One option would be to simply stop using Intel processors. Assuming AMD manages to stay ahead for the next couple of years, this is what's going to happen, but it can't happen immediately: Manufacturers have contracts with Intel to receive a certain number of chips per year at a certain price and they need time to redesign and validate premium models with Ryzen CPUs. Even if a manufacturer could replace all Intel chips with AMD, it is likely that AMD wouldn't be able to produce enough CPUs anyway (it takes time to scale up production).
Intel partnerships with laptop manufacturersThe performance of a laptop CPU depends a lot on the laptop itself. For example, laptops with better cooling will achieve better performance than laptops with worse cooling, even if the CPU is identical. Less obvious but just as important, laptops that use more expensive quality components (such as low power RAM, better displays) can have longer battery life even if they use a less efficient CPU. This is why it's important to compare laptops in the same price class.
Since the interplay between CPU and the rest of the laptop is so important, Intel is spending a lot of resources on working with manufacturers to find the perfect balance. Sometimes this partnership is bad for consumers, for example when Intel was accused by the European Commission of using illegal rebates to make it harder for manufacturers to sell devices with AMD devices.
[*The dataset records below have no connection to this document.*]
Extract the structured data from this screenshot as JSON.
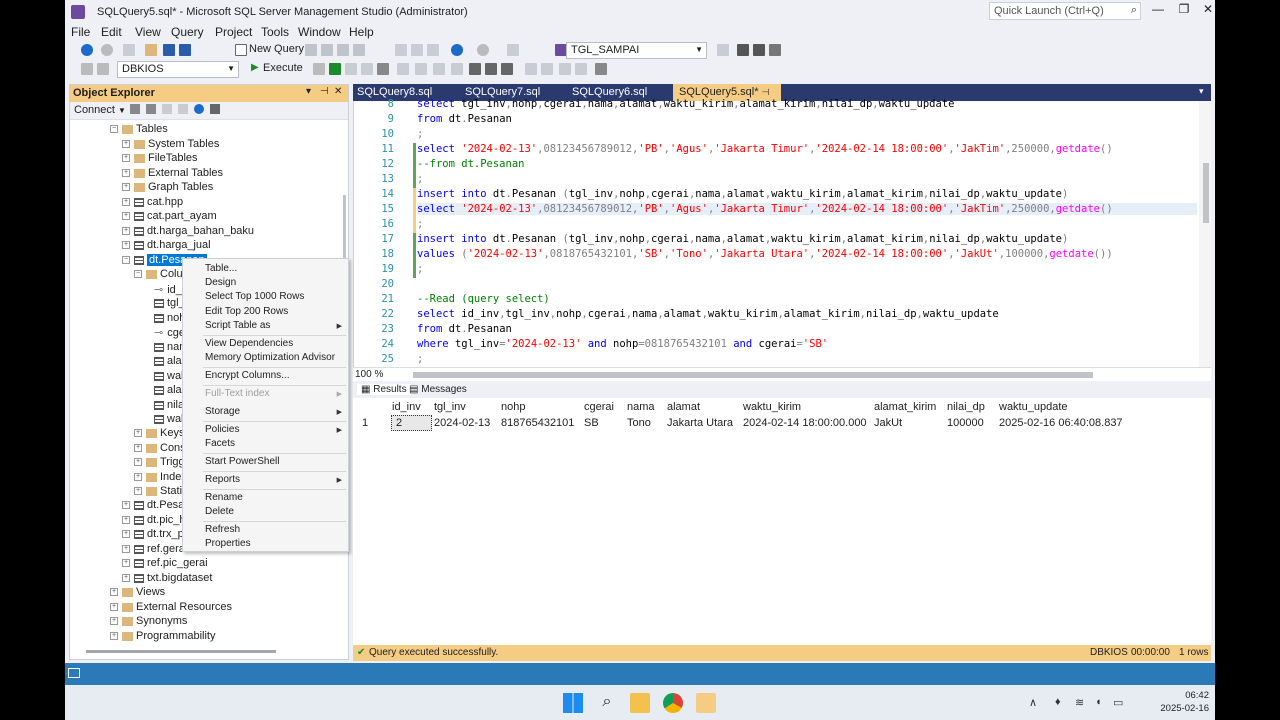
{
  "window": {
    "title": "SQLQuery5.sql* - Microsoft SQL Server Management Studio (Administrator)",
    "quick_launch_placeholder": "Quick Launch (Ctrl+Q)"
  },
  "menu": [
    "File",
    "Edit",
    "View",
    "Query",
    "Project",
    "Tools",
    "Window",
    "Help"
  ],
  "toolbar": {
    "new_query": "New Query",
    "object_combo": "TGL_SAMPAI",
    "database_combo": "DBKIOS",
    "execute": "Execute"
  },
  "object_explorer": {
    "title": "Object Explorer",
    "connect": "Connect",
    "nodes": {
      "tables": "Tables",
      "system_tables": "System Tables",
      "filetables": "FileTables",
      "external_tables": "External Tables",
      "graph_tables": "Graph Tables",
      "cat_hpp": "cat.hpp",
      "cat_part_ayam": "cat.part_ayam",
      "dt_harga_bahan_baku": "dt.harga_bahan_baku",
      "dt_harga_jual": "dt.harga_jual",
      "dt_pesanan": "dt.Pesanan",
      "columns": "Colum",
      "col1": "id_in",
      "col2": "tgl_i",
      "col3": "nohp",
      "col4": "cger",
      "col5": "nam",
      "col6": "alan",
      "col7": "wak",
      "col8": "alan",
      "col9": "nilai",
      "col10": "wak",
      "keys": "Keys",
      "constraints": "Const",
      "triggers": "Trigge",
      "indexes": "Indexe",
      "statistics": "Statist",
      "dt_pesanan2": "dt.Pesan",
      "dt_pic_his": "dt.pic_his",
      "dt_trx_pe": "dt.trx_pe",
      "ref_gerai": "ref.gerai",
      "ref_pic_gerai": "ref.pic_gerai",
      "txt_bigdataset": "txt.bigdataset",
      "views": "Views",
      "external_resources": "External Resources",
      "synonyms": "Synonyms",
      "programmability": "Programmability"
    }
  },
  "context_menu": {
    "table": "Table...",
    "design": "Design",
    "select_top": "Select Top 1000 Rows",
    "edit_top": "Edit Top 200 Rows",
    "script_table": "Script Table as",
    "view_deps": "View Dependencies",
    "mem_opt": "Memory Optimization Advisor",
    "encrypt": "Encrypt Columns...",
    "fulltext": "Full-Text index",
    "storage": "Storage",
    "policies": "Policies",
    "facets": "Facets",
    "powershell": "Start PowerShell",
    "reports": "Reports",
    "rename": "Rename",
    "delete": "Delete",
    "refresh": "Refresh",
    "properties": "Properties"
  },
  "tabs": [
    "SQLQuery8.sql",
    "SQLQuery7.sql",
    "SQLQuery6.sql",
    "SQLQuery5.sql*"
  ],
  "editor": {
    "lines": [
      {
        "n": "8",
        "code": "select tgl_inv,nohp,cgerai,nama,alamat,waktu_kirim,alamat_kirim,nilai_dp,waktu_update"
      },
      {
        "n": "9",
        "code": "from dt.Pesanan"
      },
      {
        "n": "10",
        "code": ";"
      },
      {
        "n": "11",
        "code": "select '2024-02-13',08123456789012,'PB','Agus','Jakarta Timur','2024-02-14 18:00:00','JakTim',250000,getdate()"
      },
      {
        "n": "12",
        "code": "--from dt.Pesanan"
      },
      {
        "n": "13",
        "code": ";"
      },
      {
        "n": "14",
        "code": "insert into dt.Pesanan (tgl_inv,nohp,cgerai,nama,alamat,waktu_kirim,alamat_kirim,nilai_dp,waktu_update)"
      },
      {
        "n": "15",
        "code": "select '2024-02-13',08123456789012,'PB','Agus','Jakarta Timur','2024-02-14 18:00:00','JakTim',250000,getdate()"
      },
      {
        "n": "16",
        "code": ";"
      },
      {
        "n": "17",
        "code": "insert into dt.Pesanan (tgl_inv,nohp,cgerai,nama,alamat,waktu_kirim,alamat_kirim,nilai_dp,waktu_update)"
      },
      {
        "n": "18",
        "code": "values ('2024-02-13',0818765432101,'SB','Tono','Jakarta Utara','2024-02-14 18:00:00','JakUt',100000,getdate())"
      },
      {
        "n": "19",
        "code": ";"
      },
      {
        "n": "20",
        "code": ""
      },
      {
        "n": "21",
        "code": "--Read (query select)"
      },
      {
        "n": "22",
        "code": "select id_inv,tgl_inv,nohp,cgerai,nama,alamat,waktu_kirim,alamat_kirim,nilai_dp,waktu_update"
      },
      {
        "n": "23",
        "code": "from dt.Pesanan"
      },
      {
        "n": "24",
        "code": "where tgl_inv='2024-02-13' and nohp=0818765432101 and cgerai='SB'"
      },
      {
        "n": "25",
        "code": ";"
      }
    ],
    "zoom": "100 %"
  },
  "results": {
    "tab_results": "Results",
    "tab_messages": "Messages",
    "columns": [
      "id_inv",
      "tgl_inv",
      "nohp",
      "cgerai",
      "nama",
      "alamat",
      "waktu_kirim",
      "alamat_kirim",
      "nilai_dp",
      "waktu_update"
    ],
    "rows": [
      {
        "num": "1",
        "cells": [
          "2",
          "2024-02-13",
          "818765432101",
          "SB",
          "Tono",
          "Jakarta Utara",
          "2024-02-14 18:00:00.000",
          "JakUt",
          "100000",
          "2025-02-16 06:40:08.837"
        ]
      }
    ]
  },
  "status": {
    "message": "Query executed successfully.",
    "db": "DBKIOS",
    "time": "00:00:00",
    "rows": "1 rows"
  },
  "taskbar": {
    "time": "06:42",
    "date": "2025-02-16"
  },
  "colors": {
    "accent_gold": "#f5cc84",
    "tab_dark": "#2b3a6e",
    "selection": "#0078d7",
    "keyword": "#0000ff",
    "string": "#ff0000",
    "comment": "#008000",
    "function": "#ff00ff"
  }
}
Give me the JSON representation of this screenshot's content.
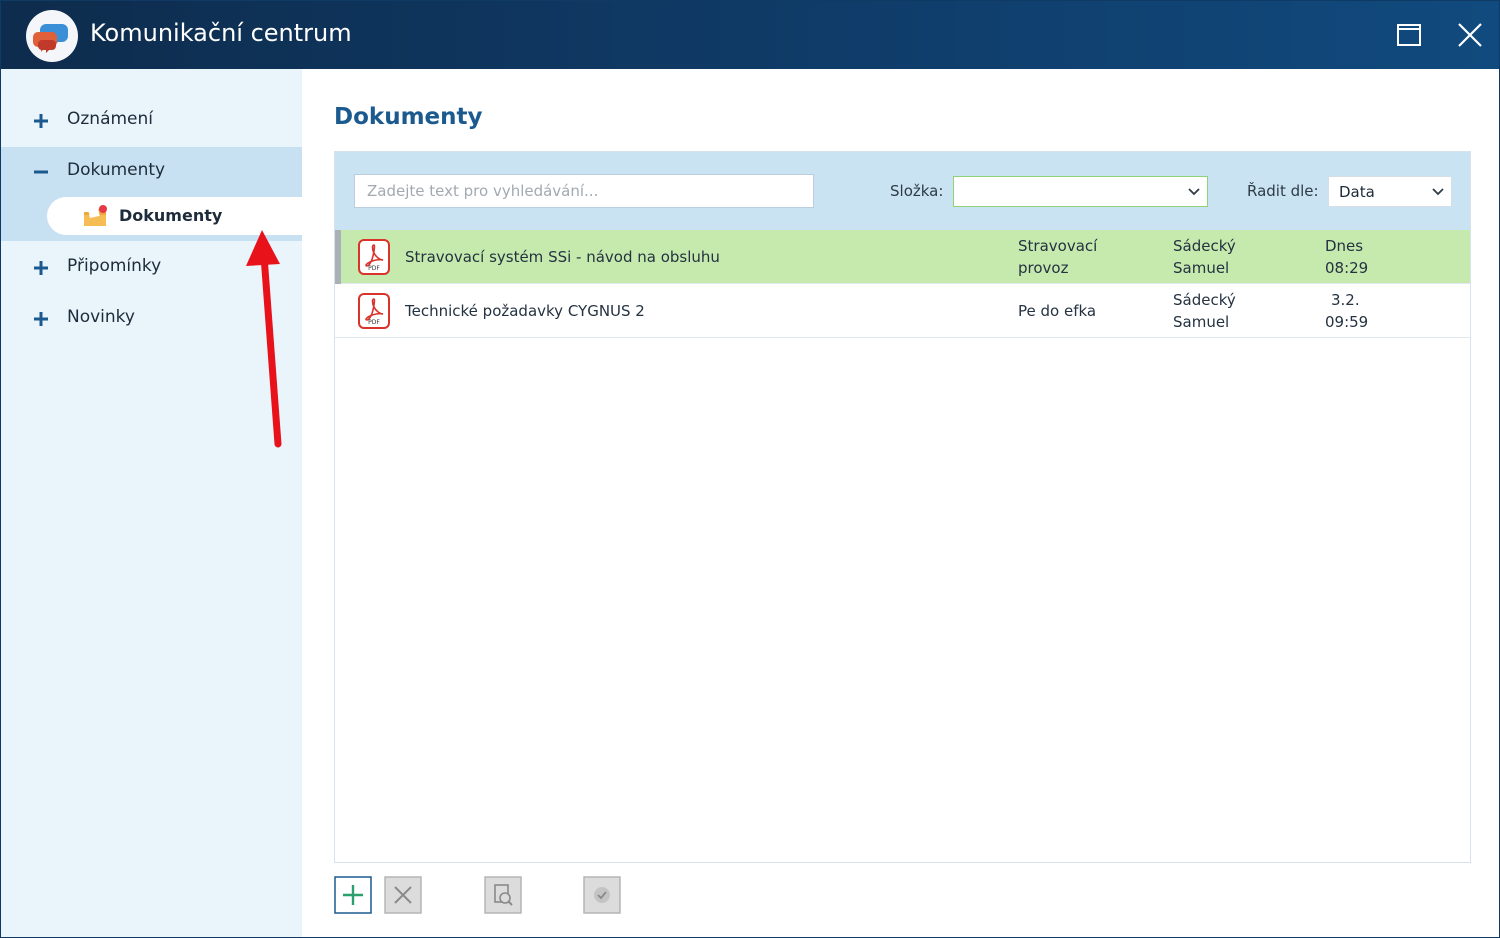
{
  "window": {
    "title": "Komunikační centrum"
  },
  "sidebar": {
    "items": [
      {
        "label": "Oznámení",
        "glyph": "plus",
        "active": false
      },
      {
        "label": "Dokumenty",
        "glyph": "minus",
        "active": true
      },
      {
        "label": "Připomínky",
        "glyph": "plus",
        "active": false
      },
      {
        "label": "Novinky",
        "glyph": "plus",
        "active": false
      }
    ],
    "subitem": {
      "label": "Dokumenty",
      "icon": "folder-icon"
    }
  },
  "main": {
    "title": "Dokumenty",
    "search": {
      "placeholder": "Zadejte text pro vyhledávání...",
      "value": ""
    },
    "folder": {
      "label": "Složka:",
      "value": ""
    },
    "sort": {
      "label": "Řadit dle:",
      "value": "Data"
    },
    "documents": [
      {
        "name": "Stravovací systém SSi - návod na obsluhu",
        "folder": "Stravovací provoz",
        "author": "Sádecký Samuel",
        "date_line1": "Dnes",
        "date_line2": "08:29",
        "selected": true,
        "icon": "pdf-icon"
      },
      {
        "name": "Technické požadavky CYGNUS 2",
        "folder": "Pe do efka",
        "author": "Sádecký Samuel",
        "date_line1": "3.2.",
        "date_line2": "09:59",
        "selected": false,
        "icon": "pdf-icon"
      }
    ],
    "toolbar": {
      "add_icon": "plus-icon",
      "delete_icon": "x-icon",
      "preview_icon": "magnifier-doc-icon",
      "confirm_icon": "check-icon"
    }
  },
  "colors": {
    "titlebar": "#0f3a66",
    "accent": "#1b5a8f",
    "selected_row": "#c6eaad",
    "annotation_arrow": "#e8121b"
  }
}
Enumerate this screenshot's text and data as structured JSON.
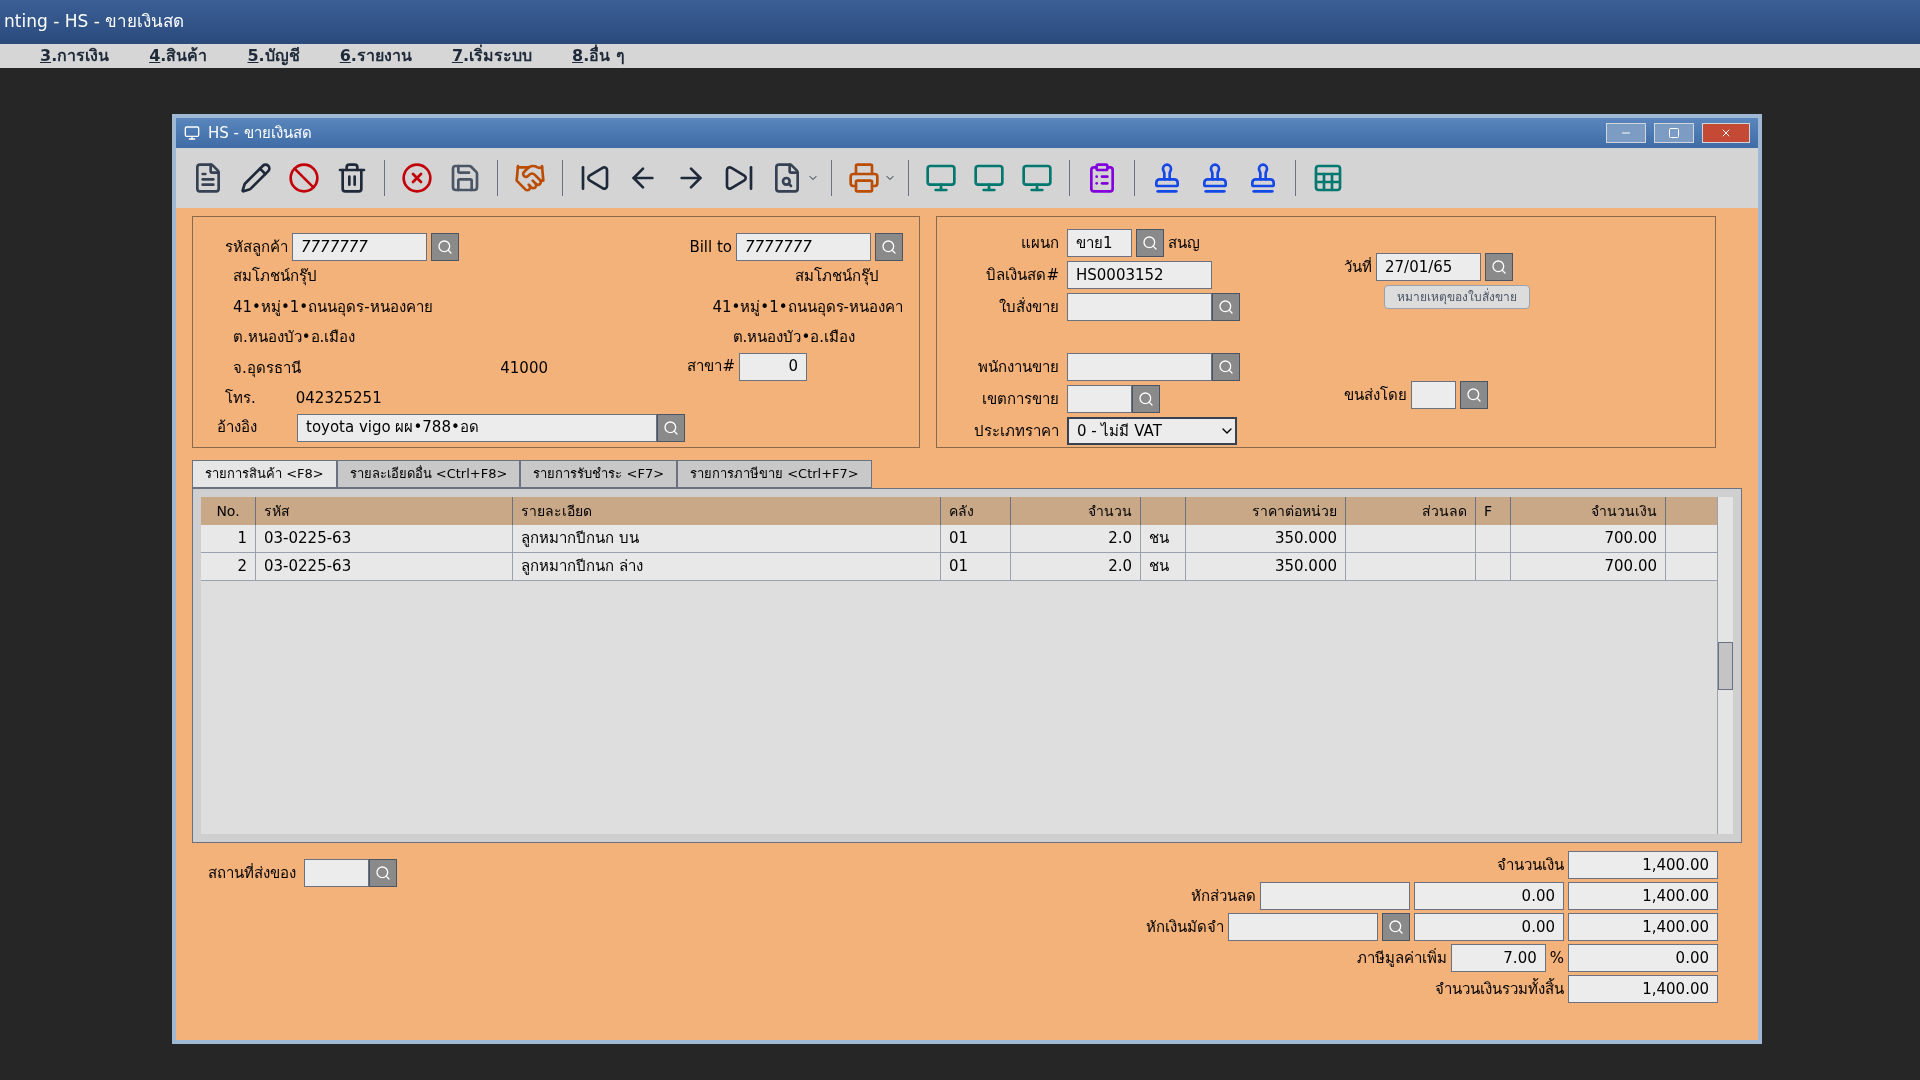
{
  "app_title": "nting - HS - ขายเงินสด",
  "menu": [
    {
      "num": "3",
      "label": ".การเงิน"
    },
    {
      "num": "4",
      "label": ".สินค้า"
    },
    {
      "num": "5",
      "label": ".บัญชี"
    },
    {
      "num": "6",
      "label": ".รายงาน"
    },
    {
      "num": "7",
      "label": ".เริ่มระบบ"
    },
    {
      "num": "8",
      "label": ".อื่น ๆ"
    }
  ],
  "window": {
    "title": "HS - ขายเงินสด"
  },
  "toolbar": [
    {
      "kind": "new"
    },
    {
      "kind": "edit"
    },
    {
      "kind": "void"
    },
    {
      "kind": "delete"
    },
    {
      "kind": "sep"
    },
    {
      "kind": "cancel"
    },
    {
      "kind": "save"
    },
    {
      "kind": "sep"
    },
    {
      "kind": "handshake"
    },
    {
      "kind": "sep"
    },
    {
      "kind": "first"
    },
    {
      "kind": "prev"
    },
    {
      "kind": "next"
    },
    {
      "kind": "last"
    },
    {
      "kind": "find"
    },
    {
      "kind": "caret"
    },
    {
      "kind": "sep"
    },
    {
      "kind": "print"
    },
    {
      "kind": "caret"
    },
    {
      "kind": "sep"
    },
    {
      "kind": "screen"
    },
    {
      "kind": "screen"
    },
    {
      "kind": "screen"
    },
    {
      "kind": "sep"
    },
    {
      "kind": "report"
    },
    {
      "kind": "sep"
    },
    {
      "kind": "stamp"
    },
    {
      "kind": "stamp"
    },
    {
      "kind": "stamp"
    },
    {
      "kind": "sep"
    },
    {
      "kind": "sheet"
    }
  ],
  "customer": {
    "code_label": "รหัสลูกค้า",
    "code": "7777777",
    "name": "สมโภชน์กรุ๊ป",
    "address1": "41•หมู่•1•ถนนอุดร-หนองคาย",
    "address2": "ต.หนองบัว•อ.เมือง",
    "province": "จ.อุดรธานี",
    "postcode": "41000",
    "phone_label": "โทร.",
    "phone": "042325251",
    "ref_label": "อ้างอิง",
    "ref": "toyota vigo ผผ•788•อด"
  },
  "bill_to": {
    "label": "Bill to",
    "code": "7777777",
    "name": "สมโภชน์กรุ๊ป",
    "address1": "41•หมู่•1•ถนนอุดร-หนองคา",
    "address2": "ต.หนองบัว•อ.เมือง",
    "branch_label": "สาขา#",
    "branch": "0"
  },
  "document": {
    "dept_label": "แผนก",
    "dept": "ขาย1",
    "dept_name": "สนญ",
    "bill_label": "บิลเงินสด#",
    "bill": "HS0003152",
    "order_label": "ใบสั่งขาย",
    "date_label": "วันที่",
    "date": "27/01/65",
    "note_button": "หมายเหตุของใบสั่งขาย",
    "sales_label": "พนักงานขาย",
    "area_label": "เขตการขาย",
    "ship_label": "ขนส่งโดย",
    "price_type_label": "ประเภทราคา",
    "price_type": "0 - ไม่มี VAT"
  },
  "tabs": [
    {
      "label": "รายการสินค้า <F8>",
      "selected": true
    },
    {
      "label": "รายละเอียดอื่น  <Ctrl+F8>",
      "selected": false
    },
    {
      "label": "รายการรับชำระ <F7>",
      "selected": false
    },
    {
      "label": "รายการภาษีขาย <Ctrl+F7>",
      "selected": false
    }
  ],
  "table": {
    "columns": [
      "No.",
      "รหัส",
      "รายละเอียด",
      "คลัง",
      "จำนวน",
      "",
      "ราคาต่อหน่วย",
      "ส่วนลด",
      "F",
      "จำนวนเงิน"
    ],
    "rows": [
      [
        "1",
        "03-0225-63",
        "ลูกหมากปีกนก บน",
        "01",
        "2.0",
        "ชน",
        "350.000",
        "",
        "",
        "700.00"
      ],
      [
        "2",
        "03-0225-63",
        "ลูกหมากปีกนก ล่าง",
        "01",
        "2.0",
        "ชน",
        "350.000",
        "",
        "",
        "700.00"
      ]
    ]
  },
  "footer": {
    "place_label": "สถานที่ส่งของ",
    "amount_label": "จำนวนเงิน",
    "amount": "1,400.00",
    "discount_label": "หักส่วนลด",
    "discount": "0.00",
    "after_discount": "1,400.00",
    "deposit_label": "หักเงินมัดจำ",
    "deposit": "0.00",
    "after_deposit": "1,400.00",
    "vat_label": "ภาษีมูลค่าเพิ่ม",
    "vat_rate": "7.00",
    "vat_unit": "%",
    "vat": "0.00",
    "total_label": "จำนวนเงินรวมทั้งสิ้น",
    "total": "1,400.00"
  }
}
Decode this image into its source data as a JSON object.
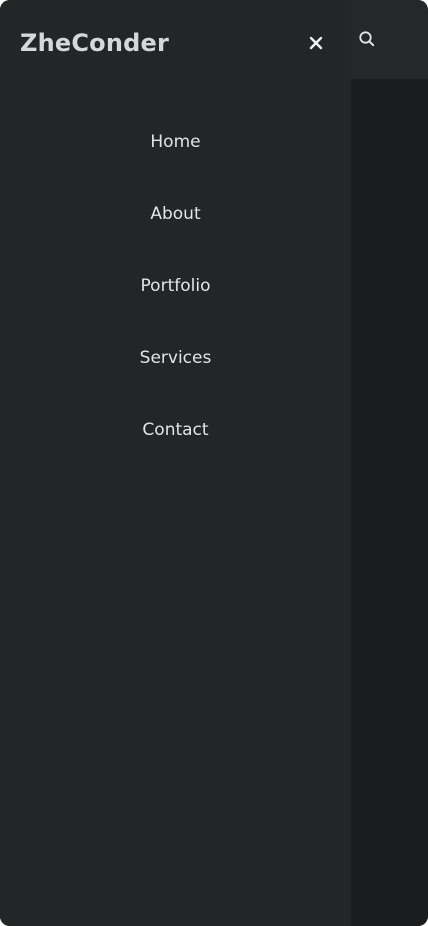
{
  "brand": {
    "name": "ZheConder"
  },
  "header": {
    "search_icon": "search-icon",
    "close_icon": "close-icon"
  },
  "nav": {
    "items": [
      {
        "label": "Home"
      },
      {
        "label": "About"
      },
      {
        "label": "Portfolio"
      },
      {
        "label": "Services"
      },
      {
        "label": "Contact"
      }
    ]
  },
  "colors": {
    "drawer_bg": "#242527",
    "page_bg": "#1b1c1e",
    "header_bg": "#262729",
    "text": "#e3e4e6"
  }
}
But it can also be a win, for example Intel's "Ultrabook" project, that made light and portable laptops widely available. Another example is project Athena, which focuses on improving battery life.
Such initiatives and long term partnership give Intel laptops a large advantage. AMD is working on such partnerships as well, which resulted in the awesome Asus Zephyrus G14 but since there hasn't been a good mobile chip before Ryzen for a long time, it's going to take a lot of time and resources. Until then, some of the best components that resulted from Intel's investment, such as Thunderbolt, are going to stay Intel only.